Food and entertainment companies are using captivating and lucrative cartoon characters like Tony the Tiger to market unhealthy food products to children, a Virginia Tech researcher found.

“These companies have the resources and power to help children eat healthy if they reformulate their products associated with these mascots and media characters to reduce the sugar, salt, and fat,” said Vivica Kraak, an assistant professor of human nutrition, foods, and exercise in the  College of Agriculture and Life Sciences.

In a paper recently published in Obesity Reviews, Kraak, who is a Fralin Life Science Institute-affiliated faculty member, evaluated corporate accountability of food and beverage manufacturers by assessing whether companies improved the nutritional value of their products that use brand mascots and media-character branding as recommended by government organizations, expert advisory groups, and the World Health Organization.

The study identified food and beverage categories of concern including confectionary, children's meals, ready-to-eat cereals, sweet and savory snacks, desserts, and sugar-sweetened beverages that many companies market to children using brand mascots and licensed media characters.

In a companion paper also published in Obesity Reviews, Kraak and a colleague at Duke University conducted a systematic evidence review that found children develop strong parasocial connections — emotional connections to nonhuman entities — to brand mascots and media characters, and demonstrated the formidable influence these figures have on their food preferences, choices and diet quality.

“Using cartoon brand mascots and media characters is a very powerful form of marketing to children and their families,” she said. “Parents feed their children the same unhealthy food that companies marketed to them when they were small.”

The study calls for holding industry and government accountable for improving the food marketing landscape for children. By aligning the use of lucrative brand mascots and media characters to promote foods that meet the nutritional guidelines recommended by public health experts and the federal government, companies can contribute to reducing childhood obesity rates.

Kraak recommends in the paper that the Children’s Food and Beverage Advertising Initiative — an industry self-regulatory program with 17 participating companies — amend their principles to align their nutrition guidelines for using brand mascots licensed media characters for on-packing, toys and premiums, and merchandising, which are currently exempted from their pledges.

She also recommends that children’s entertainment companies should join the initiative and adopt their nutrition guidelines or other expert nutrition standards, such as those adopted by the Walt Disney Company, for licensing their media characters.

A few companies are already on board to adopt best practices for using brand mascots and media characters to promote healthy food options.

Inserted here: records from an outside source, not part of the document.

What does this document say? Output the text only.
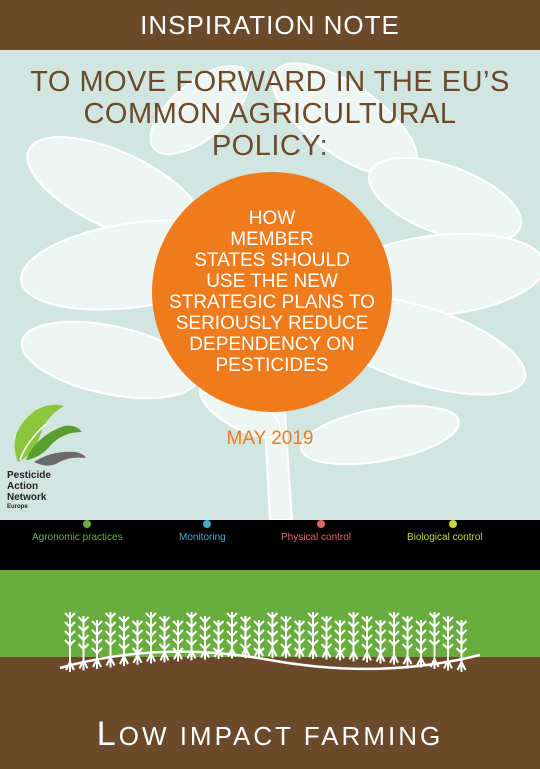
INSPIRATION NOTE
TO MOVE FORWARD IN THE EU’S
COMMON AGRICULTURAL
POLICY:
HOW
MEMBER
STATES SHOULD
USE THE NEW
STRATEGIC PLANS TO
SERIOUSLY REDUCE
DEPENDENCY ON
PESTICIDES
MAY 2019
Pesticide
Action
Network
Europe
Agronomic practices	Monitoring	Physical control	Biological control
LOW IMPACT FARMING
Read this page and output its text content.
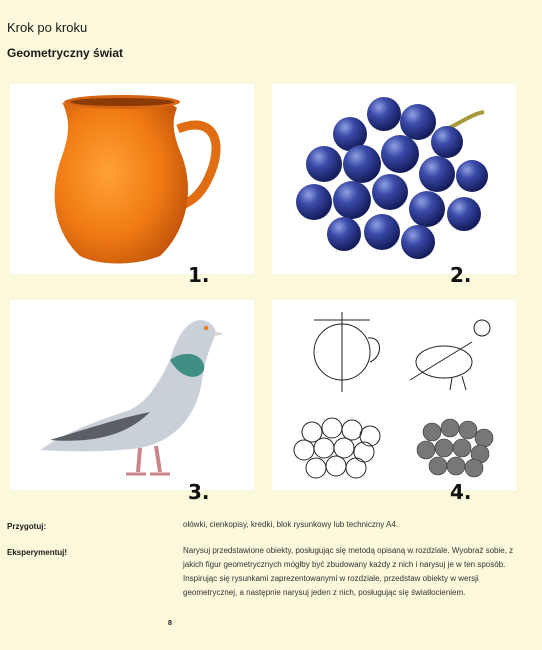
Krok po kroku
Geometryczny świat
1.	2.
3.	4.
Przygotuj:	ołówki, cienkopisy, kredki, blok rysunkowy lub techniczny A4.
Eksperymentuj!	Narysuj przedstawione obiekty, posługując się metodą opisaną w rozdziale. Wyobraź sobie, z jakich figur geometrycznych mógłby być zbudowany każdy z nich i narysuj je w ten sposób. Inspirując się rysunkami zaprezentowanymi w rozdziale, przedstaw obiekty w wersji geometrycznej, a następnie narysuj jeden z nich, posługując się światłocieniem.
8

The Sesame Workshop, which owns the media characters Cookie Monster, Elmo, and Super WHY! characters, announced in 2014 that fruit and vegetable companies could use their media characters royalty free through 2016 through a partnership with the Produce Marketing Association’s program called eat brighter!  The program has proven so successful that the Sesame Workshop has approved an extension of the use of their media characters through 2018.  

Since 2014, an additional 30 companies have signed on for the initiative that brands healthy products with Sesame characters, and an additional 30 companies have since reported that they’re on board supplying fresh produce in market. Nearly 60 companies, representing more than 130 commodities, have signed onto the movement with more than 30,000 retail stores accepting eat brighter!-branded product, according to the Produce Marketing Association.

It’s a positive trend that Kraak recommends other entertainment companies, including Nickelodeon, DreamWorks Animation, and Warner Brothers Entertainment follow.

Kraak believes that future research could test a broader, more diverse selection of cartoon brand mascots and media characters to examine how these influence children’s trust, recall, and product or brand recognition, taste and snack preferences, purchase requests, and food choices.

“The steps toward healthier eating and against obesity start with influencing food and beverage choices from a young age,” she said. “The fact that Sesame Workshop is allowing produce companies to use their beloved media characters including the Cookie Monster and Ernie and Bert, is a great initiative to market fruits and vegetables in a way that is fun and exciting for children.”

Research for both studies was funded by the Robert Wood Johnson Foundation’s Healthy Eating Research program.